Cette présence russe en Centrafrique s’inscrit également dans une volonté plus générale de Moscou d’avancer ses pions et faire valoir ses intérêts sur le continent.
« Cette offensive s’est accentuée depuis la crise ukrainienne. Les Russes ont pour projet d’installer des bases militaires dans cinq pays africains », ajoute Thierry Vircoulon. Moscou va construire une base militaire sur la mer Rouge, à Port-Soudan. Il s'agit d'une première en Afrique depuis l'effondrement de l'Union soviétique.
« Moscou soutient la candidature de Faustin-Archange Touadéra. Le défilé des blindés russes dans les rues de la capitale (NDLR : don de Moscou) en octobre dernier était un message destiné à l’opposition.
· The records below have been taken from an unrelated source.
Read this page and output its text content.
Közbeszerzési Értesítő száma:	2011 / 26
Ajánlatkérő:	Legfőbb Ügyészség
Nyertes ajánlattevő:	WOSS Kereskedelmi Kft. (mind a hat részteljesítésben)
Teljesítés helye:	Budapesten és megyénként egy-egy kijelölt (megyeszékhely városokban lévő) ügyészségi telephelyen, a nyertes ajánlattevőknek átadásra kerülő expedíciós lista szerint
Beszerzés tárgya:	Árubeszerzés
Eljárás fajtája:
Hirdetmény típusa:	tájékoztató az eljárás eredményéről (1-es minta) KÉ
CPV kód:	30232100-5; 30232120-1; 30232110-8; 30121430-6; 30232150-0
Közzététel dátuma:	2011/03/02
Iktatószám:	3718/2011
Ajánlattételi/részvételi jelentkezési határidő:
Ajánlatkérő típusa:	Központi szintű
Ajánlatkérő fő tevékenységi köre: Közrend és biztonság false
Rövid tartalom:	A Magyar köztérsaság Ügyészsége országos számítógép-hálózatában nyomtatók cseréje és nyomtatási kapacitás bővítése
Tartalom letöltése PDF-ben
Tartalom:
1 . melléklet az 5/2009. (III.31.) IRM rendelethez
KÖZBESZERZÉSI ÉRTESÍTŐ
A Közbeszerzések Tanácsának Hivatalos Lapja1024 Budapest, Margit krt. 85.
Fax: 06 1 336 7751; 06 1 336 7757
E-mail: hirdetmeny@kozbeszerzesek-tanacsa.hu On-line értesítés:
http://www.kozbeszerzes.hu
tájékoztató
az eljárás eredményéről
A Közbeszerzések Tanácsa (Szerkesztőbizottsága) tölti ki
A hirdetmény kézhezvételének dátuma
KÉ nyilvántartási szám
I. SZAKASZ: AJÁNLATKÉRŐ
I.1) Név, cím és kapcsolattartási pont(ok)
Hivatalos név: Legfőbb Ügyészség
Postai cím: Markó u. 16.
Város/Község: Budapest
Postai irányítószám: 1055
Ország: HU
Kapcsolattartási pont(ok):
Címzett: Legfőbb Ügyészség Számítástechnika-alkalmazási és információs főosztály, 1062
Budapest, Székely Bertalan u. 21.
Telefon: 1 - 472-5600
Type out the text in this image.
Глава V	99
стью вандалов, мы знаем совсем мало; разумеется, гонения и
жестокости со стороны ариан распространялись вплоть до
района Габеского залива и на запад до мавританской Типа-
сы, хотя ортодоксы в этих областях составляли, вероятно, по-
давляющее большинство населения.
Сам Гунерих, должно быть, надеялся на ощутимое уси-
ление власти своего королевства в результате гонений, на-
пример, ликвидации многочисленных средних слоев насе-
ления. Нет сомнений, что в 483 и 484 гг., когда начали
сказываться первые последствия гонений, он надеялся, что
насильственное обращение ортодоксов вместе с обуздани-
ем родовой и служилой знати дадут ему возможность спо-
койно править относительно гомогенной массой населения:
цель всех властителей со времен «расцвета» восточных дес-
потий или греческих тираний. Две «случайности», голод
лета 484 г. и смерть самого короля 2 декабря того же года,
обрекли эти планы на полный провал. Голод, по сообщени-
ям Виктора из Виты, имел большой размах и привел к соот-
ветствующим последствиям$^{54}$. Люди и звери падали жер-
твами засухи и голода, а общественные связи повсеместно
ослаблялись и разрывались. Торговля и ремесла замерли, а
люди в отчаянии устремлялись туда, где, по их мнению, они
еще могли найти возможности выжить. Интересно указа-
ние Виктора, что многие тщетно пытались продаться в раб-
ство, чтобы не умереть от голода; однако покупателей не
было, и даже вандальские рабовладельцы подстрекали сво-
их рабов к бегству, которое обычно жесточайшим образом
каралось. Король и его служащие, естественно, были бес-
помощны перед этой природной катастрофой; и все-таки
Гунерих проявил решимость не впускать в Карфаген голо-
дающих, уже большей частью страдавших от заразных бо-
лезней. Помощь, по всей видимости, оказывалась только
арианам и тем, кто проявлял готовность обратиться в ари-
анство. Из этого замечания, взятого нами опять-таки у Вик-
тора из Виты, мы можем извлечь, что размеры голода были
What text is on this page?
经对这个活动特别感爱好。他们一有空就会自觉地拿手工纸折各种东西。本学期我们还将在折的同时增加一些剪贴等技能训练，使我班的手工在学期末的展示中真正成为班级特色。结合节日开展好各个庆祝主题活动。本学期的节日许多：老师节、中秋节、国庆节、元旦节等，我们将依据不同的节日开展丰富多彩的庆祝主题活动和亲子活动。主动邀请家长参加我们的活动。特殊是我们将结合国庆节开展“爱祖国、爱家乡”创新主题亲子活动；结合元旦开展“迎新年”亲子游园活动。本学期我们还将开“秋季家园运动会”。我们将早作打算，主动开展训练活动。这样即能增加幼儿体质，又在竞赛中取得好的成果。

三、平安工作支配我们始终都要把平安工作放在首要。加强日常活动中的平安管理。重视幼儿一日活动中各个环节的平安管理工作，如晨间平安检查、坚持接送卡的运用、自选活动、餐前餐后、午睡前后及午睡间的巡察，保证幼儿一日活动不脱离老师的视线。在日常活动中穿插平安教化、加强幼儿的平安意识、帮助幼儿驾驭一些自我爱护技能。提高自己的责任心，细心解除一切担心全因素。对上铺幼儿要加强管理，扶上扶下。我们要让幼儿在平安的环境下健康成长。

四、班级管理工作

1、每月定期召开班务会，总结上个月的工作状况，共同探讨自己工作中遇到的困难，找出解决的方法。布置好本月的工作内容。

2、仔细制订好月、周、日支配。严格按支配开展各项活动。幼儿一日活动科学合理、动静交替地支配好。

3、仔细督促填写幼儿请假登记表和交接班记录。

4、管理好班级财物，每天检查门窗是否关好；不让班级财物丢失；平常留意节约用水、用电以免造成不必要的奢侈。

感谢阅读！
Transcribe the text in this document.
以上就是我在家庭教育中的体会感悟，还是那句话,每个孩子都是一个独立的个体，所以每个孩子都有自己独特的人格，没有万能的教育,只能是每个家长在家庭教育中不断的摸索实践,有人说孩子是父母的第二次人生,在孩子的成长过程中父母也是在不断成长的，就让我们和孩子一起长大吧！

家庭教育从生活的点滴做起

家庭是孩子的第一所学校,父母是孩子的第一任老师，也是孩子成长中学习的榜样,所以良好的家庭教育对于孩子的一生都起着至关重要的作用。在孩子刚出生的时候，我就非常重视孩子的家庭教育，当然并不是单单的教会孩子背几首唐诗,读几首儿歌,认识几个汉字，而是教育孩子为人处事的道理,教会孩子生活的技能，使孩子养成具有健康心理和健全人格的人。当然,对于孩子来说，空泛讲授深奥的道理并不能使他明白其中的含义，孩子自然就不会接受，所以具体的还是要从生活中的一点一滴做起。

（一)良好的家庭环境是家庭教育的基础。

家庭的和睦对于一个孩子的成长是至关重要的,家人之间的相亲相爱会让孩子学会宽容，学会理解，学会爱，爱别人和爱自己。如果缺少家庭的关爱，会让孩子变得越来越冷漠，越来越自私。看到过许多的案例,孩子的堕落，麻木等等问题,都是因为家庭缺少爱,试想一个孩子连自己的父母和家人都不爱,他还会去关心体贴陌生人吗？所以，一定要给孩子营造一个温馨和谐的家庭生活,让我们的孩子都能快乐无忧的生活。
Les Russes ont également transféré leurs techniques de propagande et de communication au pouvoir en place », constate Thierry Vircoulon. Cette présence reste loin d’être exclusive contrairement à ce que fut celle de la France durant des dizaines d’années. « Le pouvoir à Bangui a deux protecteurs, les Russes mais aussi également la force onusienne, la Minusca. La Chine reste le premier partenaire économique du pays. Et en règle générale, les Centrafricains restent ouverts à tout investissement étranger, sans aucune préférence exclusive. Les Russes ont acquis des permis d’exploitation des mines (NDLR : or et diamants) mais ils n’ont pas encore réellement fait les investissements nécessaires dans ce sens », note le chercheur.